Да, и ты подавляешь в себе ничтожный протест против якобы примитивного этого положения. Да, и ты не позволяешь никому судить иначе, и всякого, кто решается на это, ты лишаешь своего вчерашнего обожания, резко, и неотвратимо, и жестко. Это было как теорема, и опровергать ее казалось безумием. «Или — или».

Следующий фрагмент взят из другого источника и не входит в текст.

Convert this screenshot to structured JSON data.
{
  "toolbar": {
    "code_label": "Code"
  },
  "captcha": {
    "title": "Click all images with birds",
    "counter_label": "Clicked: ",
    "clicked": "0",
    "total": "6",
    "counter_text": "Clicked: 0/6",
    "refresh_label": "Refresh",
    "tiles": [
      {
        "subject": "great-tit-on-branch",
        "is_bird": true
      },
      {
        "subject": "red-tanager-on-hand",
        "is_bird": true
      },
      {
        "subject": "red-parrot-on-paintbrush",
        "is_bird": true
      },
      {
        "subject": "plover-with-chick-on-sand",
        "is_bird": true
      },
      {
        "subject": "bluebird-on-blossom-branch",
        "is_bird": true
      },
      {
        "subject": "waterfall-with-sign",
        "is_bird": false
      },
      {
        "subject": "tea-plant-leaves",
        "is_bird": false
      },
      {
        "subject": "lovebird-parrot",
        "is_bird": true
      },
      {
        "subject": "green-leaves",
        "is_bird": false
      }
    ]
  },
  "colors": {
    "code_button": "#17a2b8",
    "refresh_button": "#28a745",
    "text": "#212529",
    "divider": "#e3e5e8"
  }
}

Пока мучительно решаются эти проблемы, отчего (я тому свидетель) тускнеют лица, сужаются глаза, как бы в предчувствии скорого грома, исчезает житейская вальяжность, и горькая речь становится жестче. Так вот, пока это происходит, Ванванч доживает последние евпаторийские дни. Он загорел и окреп. Он даже вмешался однажды в очередную схватку меж тетей Сильвией и Люлюшкой. Так, опять из-за какого-то пустяка. Кажется, Люлюшка, задумавшись, сложила губы неподобающим образом и выглядела, на взгляд матери, как-то там не очень благообразно, и Сильвия крикнула дочери: «Подбери губы!» — «Ну что я такого сделала?!» — заплакала Люлюшка. «А ты не делай так! — снова крикнула мать, но уже сдержаннее. — Не делай!.. Сколько я тебе говорю!.. Похожа на идиотку!..» — «Не надо!.. — визгливо вмешался Ванванч. — Что ты ее мучаешь?!» И тут тетя Сильвия внезапно рассмеялась и принялась целовать уклоняющегося от ее губ мальчика, и Люлюшка рассмеялась, разинув свой большой рот и утирая слезы. «Конечно, я поступила нехорошо, — сказала тетя Сильвия, — но знаешь, балик-джан, Люлюшка так отвратительно выглядит при этом, что я страдаю… Представляешь, что подумают люди, когда это увидят?..» И она поцеловала Люлю.